Conexión con la región: trabajamos con productores locales y compartimos su historia con cada visita.
Atención humana: no tenemos guiones de atención. Sí tenemos personas con ganas de conversar.
Las personas detrás
El equipo de Yarumo
Valentina Rivas
Fundadora y barista principal
Estudió catación en el Centro Nacional de Investigaciones de Café y lleva más de ocho años conociendo las fincas del Eje Cafetero de primera mano.
Esteban Cardona
Cofundador y vínculo con productores
Creció entre cafetales en Villamaría. Es quien mantiene la relación con las fincas que nos abastecen y quien trae las historias del campo al local.
Lucía Montoya
Atención y experiencia del visitante
Habló con cientos de viajeros antes de llegar a Yarumo. Eso le dio un sentido claro de lo que alguien busca cuando entra a un café en una ciudad nueva.
Cómo trabajamos
Nuestros estándares de trabajo
En Yarumo la calidad no se anuncia, se sostiene con decisiones cotidianas sobre lo que compramos, preparamos y decimos.
Café de especialidad
Todos los cafés que usamos puntúan por encima de 82 en la escala SCA. Los seleccionamos junto a los productores al inicio de cada cosecha.
Comercio directo
Pagamos por encima del precio de mercado a las fincas con quienes trabajamos. No intermediarios, no café anónimo.
Preparación controlada
Cada método de preparación tiene parámetros definidos: temperatura del agua, tiempo de extracción, dosis. Sin dejar el resultado al azar.
Acompañamiento regional
Los panes, postres y detalles que acompañan cada propuesta vienen de productores locales de Manizales y sus alrededores.
Higiene y cuidado
El local se limpia con protocolos establecidos antes y después de cada servicio. Cumplimos las normativas sanitarias del INVIMA para establecimientos de alimentos.
Retroalimentación activa
Pedimos opinión a los visitantes después de cada experiencia. Lo que nos dicen cambia cómo preparamos la siguiente visita.

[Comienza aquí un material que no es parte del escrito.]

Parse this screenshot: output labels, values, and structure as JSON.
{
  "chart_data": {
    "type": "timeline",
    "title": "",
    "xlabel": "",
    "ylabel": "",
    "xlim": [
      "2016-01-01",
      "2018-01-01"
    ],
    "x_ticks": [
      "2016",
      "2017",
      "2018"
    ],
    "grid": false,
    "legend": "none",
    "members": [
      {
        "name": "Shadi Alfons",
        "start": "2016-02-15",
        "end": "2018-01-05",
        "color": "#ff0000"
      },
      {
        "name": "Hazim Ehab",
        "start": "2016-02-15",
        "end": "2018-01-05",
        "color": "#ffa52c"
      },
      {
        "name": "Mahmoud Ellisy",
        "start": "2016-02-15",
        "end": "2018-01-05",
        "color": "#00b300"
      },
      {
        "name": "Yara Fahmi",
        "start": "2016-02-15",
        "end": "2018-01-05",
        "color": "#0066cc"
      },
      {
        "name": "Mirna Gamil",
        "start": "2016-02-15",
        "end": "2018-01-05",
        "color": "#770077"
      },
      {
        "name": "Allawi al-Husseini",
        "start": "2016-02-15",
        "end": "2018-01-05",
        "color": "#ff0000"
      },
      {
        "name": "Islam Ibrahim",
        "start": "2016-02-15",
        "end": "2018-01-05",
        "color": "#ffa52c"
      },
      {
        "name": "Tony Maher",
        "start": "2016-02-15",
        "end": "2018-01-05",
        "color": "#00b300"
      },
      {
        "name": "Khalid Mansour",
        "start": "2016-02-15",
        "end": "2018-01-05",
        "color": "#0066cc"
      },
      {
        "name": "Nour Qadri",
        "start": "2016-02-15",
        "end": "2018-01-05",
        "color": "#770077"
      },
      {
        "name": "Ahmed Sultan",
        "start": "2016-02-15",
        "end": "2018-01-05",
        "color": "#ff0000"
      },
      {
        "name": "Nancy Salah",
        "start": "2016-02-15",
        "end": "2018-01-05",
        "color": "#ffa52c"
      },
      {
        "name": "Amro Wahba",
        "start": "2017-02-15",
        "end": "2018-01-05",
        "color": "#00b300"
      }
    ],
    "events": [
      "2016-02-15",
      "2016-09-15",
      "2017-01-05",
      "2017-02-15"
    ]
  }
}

Café de altura en el Eje Cafetero
Manizales y el café: una relación que vale la pena conocer
El departamento de Caldas, donde se asienta Manizales, es parte del Eje Cafetero colombiano — una de las regiones caficultoras más reconocidas del mundo. A altitudes de entre 1.200 y 2.000 metros sobre el nivel del mar, bajo una neblina que modera la temperatura y ralentiza la maduración del grano, se producen cafés con perfiles aromáticos particulares: notas frutales, acidez suave, cuerpo equilibrado.
En Yarumo trabajamos exclusivamente con cafés de estas alturas. No porque sea una tendencia, sino porque es lo que conocemos y lo que tenemos cerca. Los productores con quienes colaboramos están en municipios como Villamaría, Chinchiná y Neira — a menos de 40 kilómetros de nuestro local.

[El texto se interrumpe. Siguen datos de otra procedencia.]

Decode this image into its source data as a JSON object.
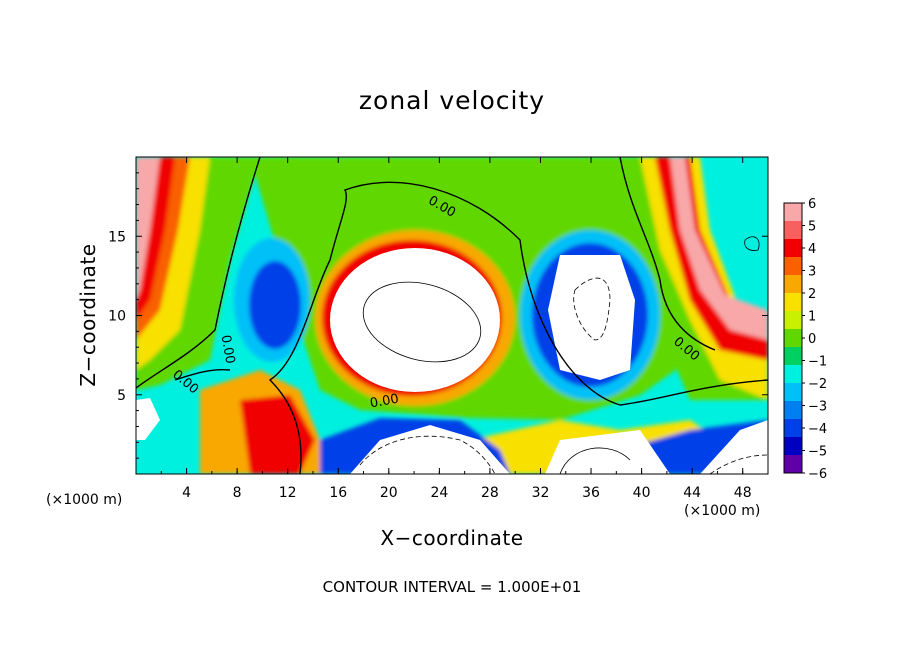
{
  "chart_data": {
    "type": "heatmap",
    "title": "zonal velocity",
    "xlabel": "X−coordinate",
    "ylabel": "Z−coordinate",
    "x_unit_label_left": "(×1000 m)",
    "x_unit_label_right": "(×1000 m)",
    "xlim": [
      0,
      50
    ],
    "ylim": [
      0,
      20
    ],
    "x_ticks": [
      "4",
      "8",
      "12",
      "16",
      "20",
      "24",
      "28",
      "32",
      "36",
      "40",
      "44",
      "48"
    ],
    "y_ticks": [
      "5",
      "10",
      "15"
    ],
    "colorbar": {
      "min": -6,
      "max": 6,
      "labels": [
        "6",
        "5",
        "4",
        "3",
        "2",
        "1",
        "0",
        "−1",
        "−2",
        "−3",
        "−4",
        "−5",
        "−6"
      ],
      "colors": [
        "#f8a8a8",
        "#f86060",
        "#f00000",
        "#f86000",
        "#f8a800",
        "#f8e000",
        "#c8f000",
        "#60d800",
        "#00d060",
        "#00f0e0",
        "#00c0f8",
        "#0080f0",
        "#0040e8",
        "#0000c0",
        "#6000a8"
      ]
    },
    "contour_labels": [
      "0.00",
      "0.00",
      "0.00",
      "0.00",
      "0.00"
    ],
    "footer": "CONTOUR INTERVAL = 1.000E+01",
    "grid": false
  }
}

Cuando un visitante llega a Yarumo y pide una degustación, no está tomando un café genérico. Está probando el trabajo de familias concretas, en fincas concretas, bajo condiciones climáticas que cambian de cosecha en cosecha. Eso es lo que queremos transmitir: no solo la taza, sino el contexto que la hace posible.
Para el viajero que tiene curiosidad por el café colombiano más allá de los souvenires, Yarumo es un punto de entrada cómodo, sin exigencias y con personas dispuestas a explicar sin tecnicismos lo que hay dentro de cada taza.